Contrôles effectués par le médecin du travail
Si l’employeur peut soumettre les salariés à un éthylotest, il n’est pas habilité à effectuer des tests biologiques. Seul le médecin du travail pourra donc prescrire un test urinaire ou une prise de sang au salarié, si l’usage de psychotrope présente un risque important pour le poste occupé. Le salarié doit impérativement donner son consentement. A défaut, aucun test ne pourra être effectué.

Le résultat sera soumis au secret médical et le médecin du travail ne fera état à l’employeur que de l’aptitude de l’employé à exercer ses fonctions. Le 9 mars 2004, la CEDH a ainsi autorisé le contrôle par le médecin du travail des échantillons d’urine pour les personnels d’entretien d’une centrale nucléaire afin de détecter de l’alcool ou de la drogue.
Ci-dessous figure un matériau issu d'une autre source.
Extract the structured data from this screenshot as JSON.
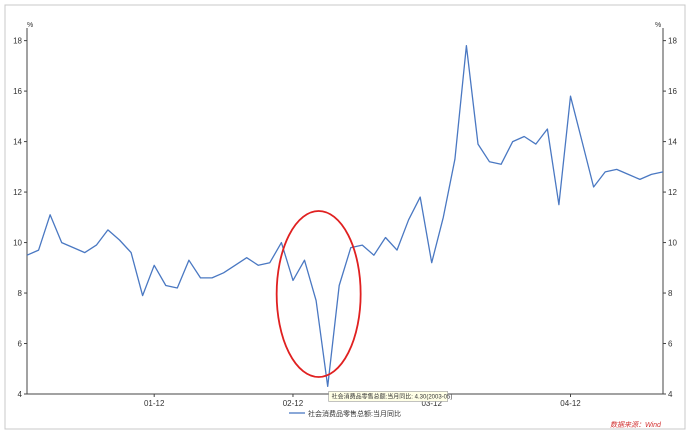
{
  "chart_data": {
    "type": "line",
    "x_tick_labels": [
      "01-12",
      "02-12",
      "03-12",
      "04-12"
    ],
    "ylim": [
      4,
      18.5
    ],
    "y_ticks": [
      4,
      6,
      8,
      10,
      12,
      14,
      16,
      18
    ],
    "y_unit_left": "%",
    "y_unit_right": "%",
    "grid": false,
    "legend_position": "bottom-center",
    "series": [
      {
        "name": "社会消费品零售总额:当月同比",
        "color": "#4a78c2",
        "values": [
          9.5,
          9.7,
          11.1,
          10.0,
          9.8,
          9.6,
          9.9,
          10.5,
          10.1,
          9.6,
          7.9,
          9.1,
          8.3,
          8.2,
          9.3,
          8.6,
          8.6,
          8.8,
          9.1,
          9.4,
          9.1,
          9.2,
          10.0,
          8.5,
          9.3,
          7.7,
          4.3,
          8.3,
          9.8,
          9.9,
          9.5,
          10.2,
          9.7,
          10.9,
          11.8,
          9.2,
          11.0,
          13.3,
          17.8,
          13.9,
          13.2,
          13.1,
          14.0,
          14.2,
          13.9,
          14.5,
          11.5,
          15.8,
          14.0,
          12.2,
          12.8,
          12.9,
          12.7,
          12.5,
          12.7,
          12.8
        ]
      }
    ],
    "tooltip": "社会消费品零售总额:当月同比: 4.30(2003-05)",
    "annotation": "red-ellipse-highlight-around-minimum",
    "source": "数据来源：Wind"
  }
}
Le Comité Consultatif National d’Ethique (CCNE) a tenté d’harmoniser les solutions dégagées par la jurisprudence sur la consommation de stupéfiants dans un avis rendu le 19 mai 2011. Selon le CCNE, « le dépistage médical de l’usage des produits illicites en milieu de travail est acceptable sur le plan éthique » et même « souhaitable et justifié pour les postes de sureté et de sécurité, et devrait être élargi pour ces mêmes postes à l’abus et même à l’usage de l’alcool ».
Le comité estime néanmoins qu’ « une généralisation du dépistage banaliserait la transgression du devoir de respecter la liberté des personnes ». Les tests doivent donc être ponctuels.
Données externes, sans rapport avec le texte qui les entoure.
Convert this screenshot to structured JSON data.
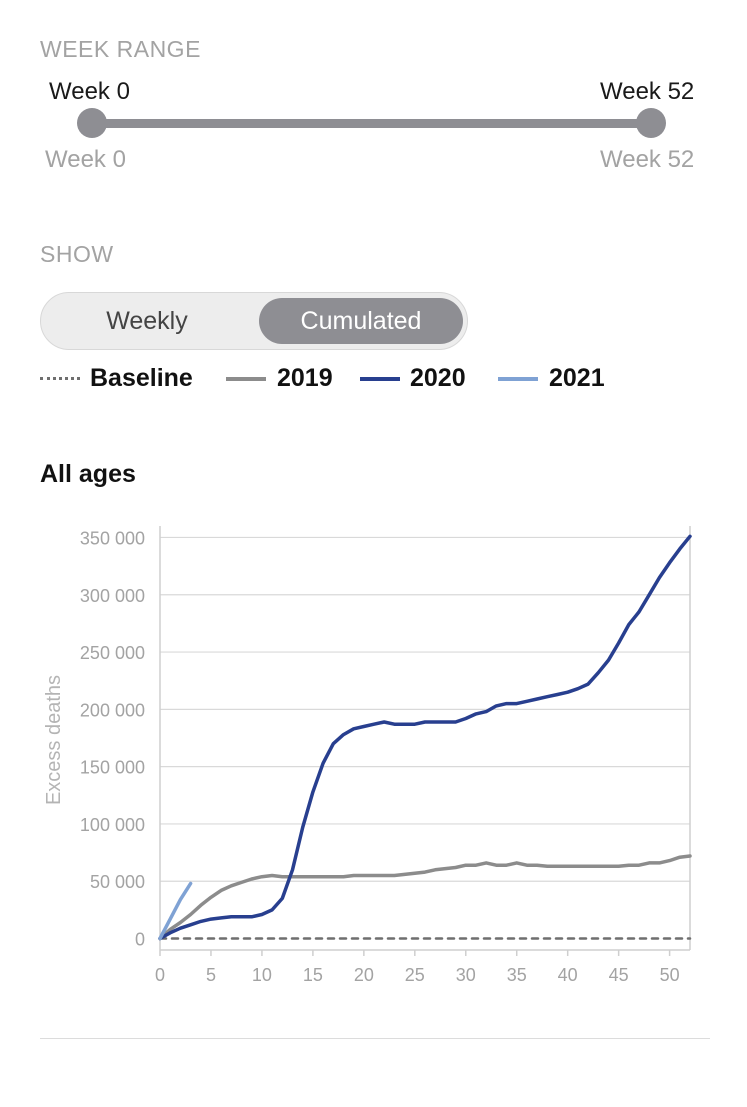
{
  "filters": {
    "week_range": {
      "label": "WEEK RANGE",
      "selected_min_label": "Week 0",
      "selected_max_label": "Week 52",
      "min_label": "Week 0",
      "max_label": "Week 52",
      "min_week": 0,
      "max_week": 52
    },
    "show": {
      "label": "SHOW",
      "options": [
        "Weekly",
        "Cumulated"
      ],
      "selected": "Cumulated"
    }
  },
  "legend": [
    {
      "label": "Baseline",
      "color": "#6f6f6f",
      "style": "dashed"
    },
    {
      "label": "2019",
      "color": "#8c8c8c",
      "style": "solid"
    },
    {
      "label": "2020",
      "color": "#283f8f",
      "style": "solid"
    },
    {
      "label": "2021",
      "color": "#7fa2d4",
      "style": "solid"
    }
  ],
  "chart_data": {
    "type": "line",
    "title": "All ages",
    "ylabel": "Excess deaths",
    "xlabel": "",
    "xlim": [
      0,
      52
    ],
    "ylim": [
      -10000,
      360000
    ],
    "xticks": [
      0,
      5,
      10,
      15,
      20,
      25,
      30,
      35,
      40,
      45,
      50
    ],
    "yticks": [
      0,
      50000,
      100000,
      150000,
      200000,
      250000,
      300000,
      350000
    ],
    "ytick_labels": [
      "0",
      "50 000",
      "100 000",
      "150 000",
      "200 000",
      "250 000",
      "300 000",
      "350 000"
    ],
    "xtick_labels": [
      "0",
      "5",
      "10",
      "15",
      "20",
      "25",
      "30",
      "35",
      "40",
      "45",
      "50"
    ],
    "grid": "horizontal",
    "series": [
      {
        "name": "Baseline",
        "color": "#6f6f6f",
        "dash": "6,6",
        "x": [
          0,
          52
        ],
        "y": [
          0,
          0
        ]
      },
      {
        "name": "2019",
        "color": "#8c8c8c",
        "dash": "",
        "x": [
          0,
          1,
          2,
          3,
          4,
          5,
          6,
          7,
          8,
          9,
          10,
          11,
          12,
          13,
          14,
          15,
          16,
          17,
          18,
          19,
          20,
          21,
          22,
          23,
          24,
          25,
          26,
          27,
          28,
          29,
          30,
          31,
          32,
          33,
          34,
          35,
          36,
          37,
          38,
          39,
          40,
          41,
          42,
          43,
          44,
          45,
          46,
          47,
          48,
          49,
          50,
          51,
          52
        ],
        "y": [
          0,
          8000,
          14000,
          21000,
          29000,
          36000,
          42000,
          46000,
          49000,
          52000,
          54000,
          55000,
          54000,
          54000,
          54000,
          54000,
          54000,
          54000,
          54000,
          55000,
          55000,
          55000,
          55000,
          55000,
          56000,
          57000,
          58000,
          60000,
          61000,
          62000,
          64000,
          64000,
          66000,
          64000,
          64000,
          66000,
          64000,
          64000,
          63000,
          63000,
          63000,
          63000,
          63000,
          63000,
          63000,
          63000,
          64000,
          64000,
          66000,
          66000,
          68000,
          71000,
          72000
        ]
      },
      {
        "name": "2020",
        "color": "#283f8f",
        "dash": "",
        "x": [
          0,
          1,
          2,
          3,
          4,
          5,
          6,
          7,
          8,
          9,
          10,
          11,
          12,
          13,
          14,
          15,
          16,
          17,
          18,
          19,
          20,
          21,
          22,
          23,
          24,
          25,
          26,
          27,
          28,
          29,
          30,
          31,
          32,
          33,
          34,
          35,
          36,
          37,
          38,
          39,
          40,
          41,
          42,
          43,
          44,
          45,
          46,
          47,
          48,
          49,
          50,
          51,
          52
        ],
        "y": [
          0,
          5000,
          9000,
          12000,
          15000,
          17000,
          18000,
          19000,
          19000,
          19000,
          21000,
          25000,
          35000,
          60000,
          97000,
          128000,
          153000,
          170000,
          178000,
          183000,
          185000,
          187000,
          189000,
          187000,
          187000,
          187000,
          189000,
          189000,
          189000,
          189000,
          192000,
          196000,
          198000,
          203000,
          205000,
          205000,
          207000,
          209000,
          211000,
          213000,
          215000,
          218000,
          222000,
          232000,
          243000,
          258000,
          274000,
          285000,
          300000,
          315000,
          328000,
          340000,
          351000
        ]
      },
      {
        "name": "2021",
        "color": "#7fa2d4",
        "dash": "",
        "x": [
          0,
          1,
          2,
          3
        ],
        "y": [
          0,
          17000,
          34000,
          48000
        ]
      }
    ]
  }
}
Par ailleurs, les salariés doivent pouvoir contester le test de dépistage en demandant une contre-expertise ou en exigeant de passer un second test.

SANCTIONS

Dans un premier temps, le Conseil d’Etat n’autorisait les éthylotests que dans le but de prévenir et non de constater une faute (CE 12 novembre 1990, Ministre des affaires sociales et de l’emploi c/ Cie de signaux et d’entreprises électriques). Il refusait ainsi que des sanctions disciplinaires soient infligés sur la base d’un résultat positif lors d’un contrôle.

La Cour de cassation a admis plus tard qu’une sanction disciplinaire puisse être infligée à un salarié suite à un contrôle d’alcoolémie positif, en raison du danger qui résulte de l’état d’ébriété du salarié (Cass. Soc, 22 mai 2002).
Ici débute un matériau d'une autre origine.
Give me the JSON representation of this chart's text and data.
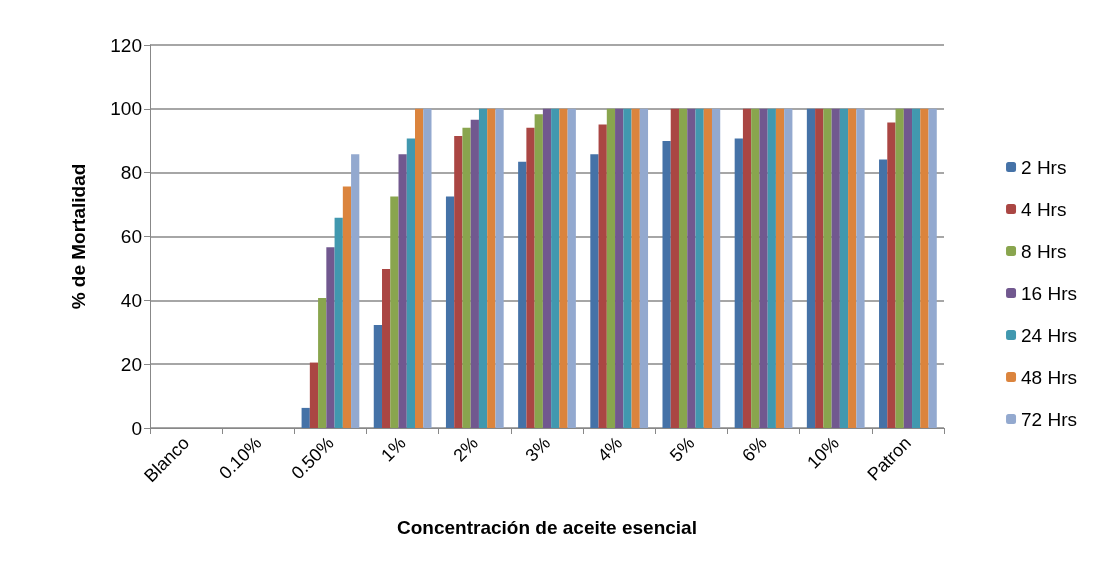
{
  "chart_data": {
    "type": "bar",
    "xlabel": "Concentración de aceite esencial",
    "ylabel": "% de Mortalidad",
    "categories": [
      "Blanco",
      "0.10%",
      "0.50%",
      "1%",
      "2%",
      "3%",
      "4%",
      "5%",
      "6%",
      "10%",
      "Patron"
    ],
    "series": [
      {
        "name": "2 Hrs",
        "color": "#4572a7",
        "values": [
          0,
          0,
          6.3,
          32.3,
          72.5,
          83.4,
          85.8,
          89.9,
          90.7,
          100,
          84.1
        ]
      },
      {
        "name": "4 Hrs",
        "color": "#aa4643",
        "values": [
          0,
          0,
          20.5,
          49.8,
          91.5,
          94.1,
          95.1,
          100,
          100,
          100,
          95.7
        ]
      },
      {
        "name": "8 Hrs",
        "color": "#89a54e",
        "values": [
          0,
          0,
          40.7,
          72.5,
          94.1,
          98.3,
          100,
          100,
          100,
          100,
          100
        ]
      },
      {
        "name": "16 Hrs",
        "color": "#71588f",
        "values": [
          0,
          0,
          56.6,
          85.8,
          96.6,
          100,
          100,
          100,
          100,
          100,
          100
        ]
      },
      {
        "name": "24 Hrs",
        "color": "#4198af",
        "values": [
          0,
          0,
          65.9,
          90.7,
          100,
          100,
          100,
          100,
          100,
          100,
          100
        ]
      },
      {
        "name": "48 Hrs",
        "color": "#db843d",
        "values": [
          0,
          0,
          75.7,
          100,
          100,
          100,
          100,
          100,
          100,
          100,
          100
        ]
      },
      {
        "name": "72 Hrs",
        "color": "#93a9cf",
        "values": [
          0,
          0,
          85.8,
          100,
          100,
          100,
          100,
          100,
          100,
          100,
          100
        ]
      }
    ],
    "ylim": [
      0,
      120
    ],
    "yticks": [
      0,
      20,
      40,
      60,
      80,
      100,
      120
    ],
    "grid": "y",
    "legend": "right"
  }
}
Le licenciement pour faute a plusieurs fois été admis pour sanctionner les consommations abusives d’alcool, notamment lorsque l’alcoolisme d’un salarié ternit l’image de l’entreprise (Cass. soc. 9-2-2012 n° 10-19.496 BS 5/12 inf. 468).

Le licenciement pour faute a également été admis pour sanctionner :
• Le fait pour un salarié d’entreposer du cannabis dans le fourgon de l’entreprise (CA Pau 26 juin 2006 n° 05-490, ch. soc., Aguiar c/ Sté Long et Cie).
• Le fait pour un salarié d’avoir participé à un trafic de stupéfiants sur le lieu du travail, cette infraction ayant donné lieu à une condamnation à 6 mois de prison avec sursis (CA Montpellier 7 juin 2006 n° 05-2004, ch. soc., Y. c/ X.).
• Le fait pour plusieurs salariés de fumer du cannabis pendant leur pause (Cass. Soc, 1er juillet 2008)
• Le fait pour un steward d’une compagnie aérienne d’avoir consommé pendant des escales à plusieurs reprises des drogues (cocaïne, cannabis, ice), de nature à compromettre la sécurité aérienne (Cass, 27 mars 2012 – Lire : Travailler sous l’emprise de stupéfiants peut constituer une faute grave).